HINDUPUR, India (Reuters) – At Texport Industries’ factories in India’s south, thousands of mostly women workers are busy converting yarn and fabrics into T-shirts, shirts, spaghetti tops and kids’ clothes for U.S. customers of Tommy Hilfiger and Kohl’s Corp.
After being outpaced in recent years by neighbouring Bangladesh and then hammered by the COVID-19 pandemic, India’s garment factories are now humming near full capacity – a rare labour market bright spot for Prime Minister Narendra Modi and his ruling party as they head towards an election in 2024.
“We have been so busy,” said Parashuram, the head of one of the Texport factories who goes by one name, as a batch of 60 new women recruits practiced stitching. “We are constantly looking to hire workers.”
The company is scouting for land to add new factories around its main production base in Hindupur, about 100 km (60 miles) north of tech hub Bengaluru.
Sustained success for the textile and apparel (T&A) industry, the country’s biggest employer after farming, is crucial if Modi is to succeed in taming unemployment.
India’s jobless rate is above 7% and estimated to have exceeded the global average in five of the last six years – a massive problem for a country that must create millions of jobs each year just to keep pace with the young people joining the labour market.
HIGHER LABOUR COSTS
India is the world’s fifth biggest T&A exporter with a 4% share of the $840 billion global market, while China controls more than a third of it. India’s exports were on a par with closest rival Bangladesh about a decade ago but have lagged in recent years – especially on garments – partly due to higher labour costs that make Indian clothes some 20% costlier.
Indian T&A companies say they are now adding new clients, selling more to old ones and raising production capacity as foreign buyers seek to diversify their supply chains.
Other than China, only India has a big supply chain of everything from cotton to garments.
Still, some industry leaders said that unless India signed free trade agreements with Western countries – which New Delhi says it is working on – it would not be easy to outsell Bangladesh, which also enjoys preferential export terms from many buyers as a least developed country.
Indian companies such as Texport, Welspun India and Raymond – whose buyers include Western retailers Amazon, Target, Costco, Walmart Inc, Tesco and Macy’s – have managed to lift sales in recent quarters.
Modi wants them to create some 1.5 million jobs in the sector over the next five years or so.
India’s junior textiles minister, Darshana Jardosh, on Wednesday listed recent announcements to support the industry, such as setting up seven huge all-in-one textile parks for about $600 million to further increase employment and make it easier for foreign buyers to place orders and monitor supply chains. The government has also proposed production-linked incentives worth $1.4 billion.
The American Apparel & Footwear Association (AAFA) said India’s ongoing and planned investments had resulted in “more companies looking at India as a potential source of growth over the coming years”, without giving specifics.

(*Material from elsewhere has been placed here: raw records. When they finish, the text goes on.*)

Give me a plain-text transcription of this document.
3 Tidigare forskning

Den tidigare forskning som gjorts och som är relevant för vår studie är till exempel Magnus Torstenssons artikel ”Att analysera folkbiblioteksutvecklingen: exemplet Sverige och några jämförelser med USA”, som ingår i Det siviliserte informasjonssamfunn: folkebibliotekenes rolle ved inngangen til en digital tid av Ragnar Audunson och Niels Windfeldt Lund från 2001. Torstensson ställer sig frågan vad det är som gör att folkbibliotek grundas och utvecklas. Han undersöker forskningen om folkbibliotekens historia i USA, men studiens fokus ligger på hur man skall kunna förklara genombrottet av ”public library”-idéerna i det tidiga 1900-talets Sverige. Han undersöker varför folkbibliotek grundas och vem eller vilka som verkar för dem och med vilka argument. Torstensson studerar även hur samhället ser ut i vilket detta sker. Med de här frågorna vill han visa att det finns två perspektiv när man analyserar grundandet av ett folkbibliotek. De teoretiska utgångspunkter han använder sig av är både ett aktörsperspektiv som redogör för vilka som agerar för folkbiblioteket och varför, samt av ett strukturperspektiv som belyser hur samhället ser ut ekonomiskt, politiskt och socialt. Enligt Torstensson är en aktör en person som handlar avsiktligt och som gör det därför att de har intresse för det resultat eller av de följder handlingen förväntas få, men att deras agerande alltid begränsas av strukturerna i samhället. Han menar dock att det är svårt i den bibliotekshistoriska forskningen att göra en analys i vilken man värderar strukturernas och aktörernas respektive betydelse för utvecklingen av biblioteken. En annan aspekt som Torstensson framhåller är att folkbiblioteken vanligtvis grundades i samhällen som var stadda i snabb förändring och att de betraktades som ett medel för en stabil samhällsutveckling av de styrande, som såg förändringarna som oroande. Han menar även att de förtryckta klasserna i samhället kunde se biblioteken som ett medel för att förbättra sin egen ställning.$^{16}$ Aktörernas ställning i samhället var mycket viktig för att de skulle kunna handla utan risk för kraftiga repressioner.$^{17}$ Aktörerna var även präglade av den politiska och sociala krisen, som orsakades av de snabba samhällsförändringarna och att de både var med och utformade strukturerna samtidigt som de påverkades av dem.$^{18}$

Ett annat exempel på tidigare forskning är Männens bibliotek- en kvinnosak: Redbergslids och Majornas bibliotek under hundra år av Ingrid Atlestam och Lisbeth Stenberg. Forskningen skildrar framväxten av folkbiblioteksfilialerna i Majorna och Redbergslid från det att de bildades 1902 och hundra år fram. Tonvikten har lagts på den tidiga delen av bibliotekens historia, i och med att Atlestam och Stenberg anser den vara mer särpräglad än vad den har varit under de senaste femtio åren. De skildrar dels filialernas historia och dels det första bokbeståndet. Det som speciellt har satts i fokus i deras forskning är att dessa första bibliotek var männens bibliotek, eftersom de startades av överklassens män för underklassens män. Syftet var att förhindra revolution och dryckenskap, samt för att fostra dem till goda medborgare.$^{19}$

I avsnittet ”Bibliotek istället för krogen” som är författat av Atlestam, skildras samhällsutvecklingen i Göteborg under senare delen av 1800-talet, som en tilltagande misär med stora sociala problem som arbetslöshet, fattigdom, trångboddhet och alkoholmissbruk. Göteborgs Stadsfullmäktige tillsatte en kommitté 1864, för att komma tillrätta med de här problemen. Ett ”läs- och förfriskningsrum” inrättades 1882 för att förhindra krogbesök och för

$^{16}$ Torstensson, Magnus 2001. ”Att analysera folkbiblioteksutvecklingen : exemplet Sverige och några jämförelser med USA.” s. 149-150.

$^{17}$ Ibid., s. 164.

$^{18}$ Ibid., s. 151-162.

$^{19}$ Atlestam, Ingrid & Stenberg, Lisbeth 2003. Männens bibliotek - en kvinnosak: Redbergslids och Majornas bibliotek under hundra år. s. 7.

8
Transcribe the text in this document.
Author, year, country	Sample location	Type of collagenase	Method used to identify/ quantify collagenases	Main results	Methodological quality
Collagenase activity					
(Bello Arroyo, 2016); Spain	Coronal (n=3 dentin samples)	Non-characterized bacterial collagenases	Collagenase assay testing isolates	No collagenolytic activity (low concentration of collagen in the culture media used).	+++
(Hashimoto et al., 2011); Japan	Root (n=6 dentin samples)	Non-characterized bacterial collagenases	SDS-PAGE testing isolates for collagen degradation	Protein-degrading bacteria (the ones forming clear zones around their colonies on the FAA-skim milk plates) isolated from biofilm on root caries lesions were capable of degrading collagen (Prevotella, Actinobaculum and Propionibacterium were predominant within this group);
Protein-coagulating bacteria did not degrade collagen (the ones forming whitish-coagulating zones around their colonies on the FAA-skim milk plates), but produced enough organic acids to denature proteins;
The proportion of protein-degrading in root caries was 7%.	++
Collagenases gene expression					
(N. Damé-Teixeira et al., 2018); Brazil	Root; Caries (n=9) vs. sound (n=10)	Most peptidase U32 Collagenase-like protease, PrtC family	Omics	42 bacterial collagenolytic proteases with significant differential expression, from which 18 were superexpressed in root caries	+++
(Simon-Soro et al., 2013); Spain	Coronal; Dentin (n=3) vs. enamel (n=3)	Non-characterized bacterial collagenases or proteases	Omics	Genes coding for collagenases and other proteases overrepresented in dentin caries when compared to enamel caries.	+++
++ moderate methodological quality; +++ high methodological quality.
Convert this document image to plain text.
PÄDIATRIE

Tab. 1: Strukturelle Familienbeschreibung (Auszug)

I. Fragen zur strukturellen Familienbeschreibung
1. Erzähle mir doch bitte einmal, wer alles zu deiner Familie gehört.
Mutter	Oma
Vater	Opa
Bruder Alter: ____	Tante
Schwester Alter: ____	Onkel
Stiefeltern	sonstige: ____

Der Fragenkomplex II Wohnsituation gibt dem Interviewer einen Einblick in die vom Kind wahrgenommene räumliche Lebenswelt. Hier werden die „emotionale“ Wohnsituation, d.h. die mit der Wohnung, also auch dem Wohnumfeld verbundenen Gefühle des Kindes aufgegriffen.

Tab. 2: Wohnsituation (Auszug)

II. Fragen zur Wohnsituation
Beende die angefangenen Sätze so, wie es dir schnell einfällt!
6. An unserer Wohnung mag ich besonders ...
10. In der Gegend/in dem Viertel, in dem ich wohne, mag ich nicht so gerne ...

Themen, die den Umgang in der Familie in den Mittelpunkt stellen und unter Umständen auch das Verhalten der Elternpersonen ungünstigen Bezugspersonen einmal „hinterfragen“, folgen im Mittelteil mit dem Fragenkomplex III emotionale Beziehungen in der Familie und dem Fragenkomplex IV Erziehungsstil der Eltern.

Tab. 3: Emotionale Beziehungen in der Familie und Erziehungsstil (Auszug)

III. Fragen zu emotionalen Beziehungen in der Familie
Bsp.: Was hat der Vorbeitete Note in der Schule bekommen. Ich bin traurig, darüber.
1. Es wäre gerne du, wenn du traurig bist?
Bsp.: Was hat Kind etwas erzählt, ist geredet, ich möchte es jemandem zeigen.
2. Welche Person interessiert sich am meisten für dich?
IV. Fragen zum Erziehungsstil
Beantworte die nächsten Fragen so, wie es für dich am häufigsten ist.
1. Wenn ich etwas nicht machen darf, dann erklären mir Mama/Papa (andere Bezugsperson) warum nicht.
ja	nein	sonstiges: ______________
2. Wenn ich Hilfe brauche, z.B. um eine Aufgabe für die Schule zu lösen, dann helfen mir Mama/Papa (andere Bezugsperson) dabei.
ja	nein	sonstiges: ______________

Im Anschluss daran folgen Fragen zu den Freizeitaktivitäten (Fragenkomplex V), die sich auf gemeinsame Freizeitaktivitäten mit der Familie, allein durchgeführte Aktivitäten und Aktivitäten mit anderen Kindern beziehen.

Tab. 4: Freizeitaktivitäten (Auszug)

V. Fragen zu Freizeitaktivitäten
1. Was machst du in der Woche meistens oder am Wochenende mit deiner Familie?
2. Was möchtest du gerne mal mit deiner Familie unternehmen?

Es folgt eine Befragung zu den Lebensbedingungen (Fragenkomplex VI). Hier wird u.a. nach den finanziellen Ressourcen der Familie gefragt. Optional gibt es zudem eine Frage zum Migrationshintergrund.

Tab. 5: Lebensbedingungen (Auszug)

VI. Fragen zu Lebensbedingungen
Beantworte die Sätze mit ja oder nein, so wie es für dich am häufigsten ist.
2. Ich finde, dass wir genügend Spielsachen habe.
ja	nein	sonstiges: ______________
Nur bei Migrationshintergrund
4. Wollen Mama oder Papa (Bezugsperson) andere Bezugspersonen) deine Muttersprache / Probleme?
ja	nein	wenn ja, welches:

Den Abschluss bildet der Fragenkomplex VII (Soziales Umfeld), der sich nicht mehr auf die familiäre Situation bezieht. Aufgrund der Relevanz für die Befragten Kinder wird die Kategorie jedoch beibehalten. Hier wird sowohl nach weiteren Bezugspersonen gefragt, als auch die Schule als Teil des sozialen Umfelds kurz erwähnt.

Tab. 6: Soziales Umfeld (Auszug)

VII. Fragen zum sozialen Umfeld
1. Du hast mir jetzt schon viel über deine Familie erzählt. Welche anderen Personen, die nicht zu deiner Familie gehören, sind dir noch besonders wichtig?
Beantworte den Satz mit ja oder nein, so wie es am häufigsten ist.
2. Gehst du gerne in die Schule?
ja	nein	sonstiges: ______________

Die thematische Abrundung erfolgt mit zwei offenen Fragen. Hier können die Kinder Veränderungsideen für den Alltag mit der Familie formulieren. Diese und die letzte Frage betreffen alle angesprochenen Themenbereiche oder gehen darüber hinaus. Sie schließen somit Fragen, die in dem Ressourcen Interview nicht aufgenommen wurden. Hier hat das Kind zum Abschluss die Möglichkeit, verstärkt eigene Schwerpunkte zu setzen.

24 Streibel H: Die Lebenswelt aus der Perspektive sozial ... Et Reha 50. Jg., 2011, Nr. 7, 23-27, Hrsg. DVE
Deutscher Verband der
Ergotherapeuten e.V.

Two industry sources with knowledge of the matter said both Fast Retailing’s Uniqlo and Gap Inc were in talks to expand purchases from India. The companies, who source from India mainly from the country’s biggest garments exporter Shahi Exports, did not immediately respond to requests for comment.
Shahi Exports Managing Director Harish Ahuja declined to discuss individual buyers but said demand was high from its existing customers.
India’s April-December T&A exports soared 52% to $30.5 billion from the year-ago period, and the government has set a full fiscal-year target of $44 billion, which would be a record.
While global textile exports recorded a compounded annual growth rate of 2% between 2015 and 2019, India’s shrank 0.8%, according to an industry report. Both Bangladesh and Vietnam grew at 10% or more.
One factor behind the surge in sales for Indian companies to the United States and Europe in the past few quarters has been alleged rights abuses in China’s main cotton growing province of Xinjiang, where the minority Muslim Uyghur community lives.
U.S. President Joe Biden in late December signed into law legislation that bans imports from Xinjiang. China has rejected accusations of forced labour or any other abuses in Xinjiang.
The China Cotton Association referred Reuters to a December statement that warned of “severe impact” on its cotton textile industry because of the U.S. move.
Raymond, an Indian exporter of men’s suits, jackets and denim, said the China factor helped it recently sign up new clients that it had long pursued.
“At current capacity, we may not be able to pick up as much as the orders coming our way, as much as buyers want to ship away from China,” said Narendra Goenka, chairman of the Apparel Export Promotion Council of India and a founder of family owned Texport.
Goenka said his company was spending some $25 million to raise its capacity by more than a quarter over the next two years, with the addition of 8,000 jobs on top of its current workforce of more than 10,000.
For 19-year-old Lopamudra Patel, from the eastern state of Odisha, whose family struggled to survive on her father’s income as a part-time driver, the industry has come as a saviour. She joined Texport a few weeks ago for a monthly wage of $100.
“It was very difficult at home,” she said, standing next to whirring sewing machines in the training room. “I will now be able to send some money home.”